De l’invisibilité des femmes noires en France

Co-auteur avec Rokhaya Diallo du livre « Moi raciste, jamais ! », Virginie Sassoon, sociologue des médias nous explique pourquoi les minorités restent encore si peu représentées dans la presse généraliste. Des médias chez qui nombre de préjugés ont la vie dure…

L’uniformité des canons de beauté persiste dans l’univers de la mode et la presse féminine reste toujours aussi peu représentative au regard de son lectorat, pourquoi selon vous ?

On sait en effet que les lectrices de Elle, comme de tous les magazines féminins, ne se retrouvent pas forcément dans les pages où l’absence de diversité reste significatif. Malgré tout, les choses évoluent, notamment chez Elle qui a vécu une expérience douloureuse après la publication de son article « Black fashion power » en 2012. Une plus grande attention est donnée à la mixité et je constate une évolution assez positive en termes de sensibilité et de représentativité ; Christiane Taubira a fait la couverture, les pages mode mettent en scène plus souvent des mannequins métisses, issus des minorités, etc.

Que répondriez-vous à ceux qui disent qu’après tout, il existe une presse spécialisée pour les femmes noires par exemple…

Ces médias, aussi professionnels soient-ils, répondent à des besoins spécifiques, le plan esthétique notamment, qui pourraient d’ailleurs être abordés plus souvent par les médias généralistes. Mais ce sont les médias grand public qui font bouger les lignes en terme de représentation. Plus ils présenteront une image diversifiée de la société, mieux ce sera. La presse féminine est un outil d’identification puissant dont l’impact reste sous étudié en France. Il est essentiel que l’ensemble de la population française se retrouve dans ses médias. La visibilité médiatique permet de s’identifier, ce qui est un élément central dans le sentiment de reconnaissance sociale. Par exemple, un journaliste noir au journal télévisé du 20h donne le sentiment à des Français non blancs qu’ils existent et aussi qu’ils peuvent exercer la profession de journaliste. Les responsables des médias ne doivent pas négliger ce lien-là.

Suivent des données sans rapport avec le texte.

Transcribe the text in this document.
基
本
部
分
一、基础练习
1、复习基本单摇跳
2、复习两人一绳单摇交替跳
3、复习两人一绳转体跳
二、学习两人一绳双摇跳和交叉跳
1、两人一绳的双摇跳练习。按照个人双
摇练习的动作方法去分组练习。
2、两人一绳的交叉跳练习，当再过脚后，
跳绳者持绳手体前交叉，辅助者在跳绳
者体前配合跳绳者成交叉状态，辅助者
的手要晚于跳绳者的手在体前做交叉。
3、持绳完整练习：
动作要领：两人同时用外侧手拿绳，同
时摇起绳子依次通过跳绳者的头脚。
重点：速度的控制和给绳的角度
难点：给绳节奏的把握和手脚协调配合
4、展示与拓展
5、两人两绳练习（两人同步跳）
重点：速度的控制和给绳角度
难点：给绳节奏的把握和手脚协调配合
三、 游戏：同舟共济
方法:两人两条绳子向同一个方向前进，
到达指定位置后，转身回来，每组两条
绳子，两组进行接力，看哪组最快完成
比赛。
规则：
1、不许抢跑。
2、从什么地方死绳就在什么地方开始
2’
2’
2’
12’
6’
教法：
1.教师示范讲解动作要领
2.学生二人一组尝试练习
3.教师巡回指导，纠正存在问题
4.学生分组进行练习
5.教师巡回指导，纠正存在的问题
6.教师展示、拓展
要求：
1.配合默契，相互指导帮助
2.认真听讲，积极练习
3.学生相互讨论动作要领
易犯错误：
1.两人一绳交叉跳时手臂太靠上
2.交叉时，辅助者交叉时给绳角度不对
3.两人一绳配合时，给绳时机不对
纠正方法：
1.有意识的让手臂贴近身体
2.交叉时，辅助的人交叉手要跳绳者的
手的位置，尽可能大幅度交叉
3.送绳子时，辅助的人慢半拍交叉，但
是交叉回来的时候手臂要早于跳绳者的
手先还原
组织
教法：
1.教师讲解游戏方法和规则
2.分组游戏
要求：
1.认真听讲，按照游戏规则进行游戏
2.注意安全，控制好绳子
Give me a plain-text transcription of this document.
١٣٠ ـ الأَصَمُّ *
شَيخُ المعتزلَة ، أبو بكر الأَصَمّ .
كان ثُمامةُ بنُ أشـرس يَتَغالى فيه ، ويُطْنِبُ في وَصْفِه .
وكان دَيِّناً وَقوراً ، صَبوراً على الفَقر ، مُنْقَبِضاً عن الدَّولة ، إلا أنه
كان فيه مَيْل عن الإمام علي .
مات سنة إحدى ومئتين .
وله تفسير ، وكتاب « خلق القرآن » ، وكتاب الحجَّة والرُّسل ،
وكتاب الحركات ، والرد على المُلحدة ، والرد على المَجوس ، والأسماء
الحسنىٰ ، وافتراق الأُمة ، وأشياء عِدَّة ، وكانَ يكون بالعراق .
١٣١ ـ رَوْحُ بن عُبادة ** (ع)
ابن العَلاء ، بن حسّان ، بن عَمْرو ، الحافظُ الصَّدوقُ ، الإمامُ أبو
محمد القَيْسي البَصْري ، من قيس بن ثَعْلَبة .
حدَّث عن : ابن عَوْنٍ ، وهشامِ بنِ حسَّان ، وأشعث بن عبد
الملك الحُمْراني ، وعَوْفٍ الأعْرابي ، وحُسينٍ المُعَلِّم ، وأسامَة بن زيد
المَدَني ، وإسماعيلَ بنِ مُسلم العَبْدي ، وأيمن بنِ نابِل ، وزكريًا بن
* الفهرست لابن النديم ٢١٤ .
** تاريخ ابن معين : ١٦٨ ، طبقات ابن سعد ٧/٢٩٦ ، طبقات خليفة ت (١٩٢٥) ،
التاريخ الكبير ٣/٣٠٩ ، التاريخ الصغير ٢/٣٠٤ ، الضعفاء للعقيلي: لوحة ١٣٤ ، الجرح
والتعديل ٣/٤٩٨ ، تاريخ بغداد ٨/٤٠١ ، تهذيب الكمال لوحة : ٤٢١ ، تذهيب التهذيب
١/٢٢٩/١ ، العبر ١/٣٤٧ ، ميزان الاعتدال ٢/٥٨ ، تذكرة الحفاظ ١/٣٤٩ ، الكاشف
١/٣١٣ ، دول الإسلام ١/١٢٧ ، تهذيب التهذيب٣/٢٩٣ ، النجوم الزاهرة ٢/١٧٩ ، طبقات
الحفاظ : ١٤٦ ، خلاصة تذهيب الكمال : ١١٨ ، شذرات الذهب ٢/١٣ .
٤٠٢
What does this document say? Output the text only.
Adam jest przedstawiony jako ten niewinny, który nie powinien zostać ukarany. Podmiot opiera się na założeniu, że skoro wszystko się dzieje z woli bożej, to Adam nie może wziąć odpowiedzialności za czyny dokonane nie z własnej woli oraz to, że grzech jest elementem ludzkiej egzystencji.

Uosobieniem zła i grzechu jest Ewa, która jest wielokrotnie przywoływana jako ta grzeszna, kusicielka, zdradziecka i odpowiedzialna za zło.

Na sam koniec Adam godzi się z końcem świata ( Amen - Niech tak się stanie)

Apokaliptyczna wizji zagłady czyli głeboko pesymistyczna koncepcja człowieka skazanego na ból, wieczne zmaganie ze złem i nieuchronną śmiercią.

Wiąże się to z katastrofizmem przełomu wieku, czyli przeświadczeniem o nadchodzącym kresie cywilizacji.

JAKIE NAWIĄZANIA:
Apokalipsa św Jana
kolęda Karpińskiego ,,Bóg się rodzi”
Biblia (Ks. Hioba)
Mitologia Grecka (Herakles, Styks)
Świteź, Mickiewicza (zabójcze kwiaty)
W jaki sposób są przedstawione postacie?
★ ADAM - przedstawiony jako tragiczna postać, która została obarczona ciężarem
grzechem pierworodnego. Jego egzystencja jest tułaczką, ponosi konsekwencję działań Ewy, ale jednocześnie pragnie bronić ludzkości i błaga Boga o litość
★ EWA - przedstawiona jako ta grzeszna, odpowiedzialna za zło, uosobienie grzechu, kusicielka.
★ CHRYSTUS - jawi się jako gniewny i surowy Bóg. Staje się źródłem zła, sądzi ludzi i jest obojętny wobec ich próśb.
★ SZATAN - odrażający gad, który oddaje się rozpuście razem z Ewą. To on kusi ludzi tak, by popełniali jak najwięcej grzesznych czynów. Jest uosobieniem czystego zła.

Au-delà de la sous-représentation des minorités, vous avez récemment pointé du doigt les journalistes, responsables de véhiculer nombre de préjugés. Dans l’ouvrage que vous avez dirigé « Précis à l’usage des journalistes qui veulent écrire sur les Noirs, les musulmans, les asiatiques…», l’article de Rokhaya Diallo pointe une série de clichés : Rama Yade est souvent qualifiée de « belle Rama » aux « allures de princesse d’Afrique », Yamina Benguigui, affublée du qualificatif de « Shéhérazade cinématographique »

En effet, les femmes politiques issues des minorités subissent une double articulation du sexisme et des préjugés racistes. Les fantasmes et l’imaginaire hérités du passé colonial sont tenaces. Par exemple, pour beaucoup de personnes, être Français, c’est encore être blanc. Les personnes non blanches nées en France sont parfois épuisées de s’entendre demander à tout bout de champ : « D’où venez-vous ? » et d’être renvoyées sans cesse à un ailleurs.

Restez-vous optimiste malgré tout ?

Oui, il ne faut pas perdre la foi ! Ni en les journalistes, bien que les médias contribuent à véhiculer de nombreux clichés, ni en la politique, malgré les promesses non tenues des politiciens. Il faut continuer à se battre pour que la prise de conscience née dans les années 90 concernant la faible représentativité des minorités dans les médias aboutisse à des actes concrets, que les discriminations soient sanctionnées, que des commissions agissent. C’est maintenant qu’il faut agir, le temps presse et nous avons trop attendu.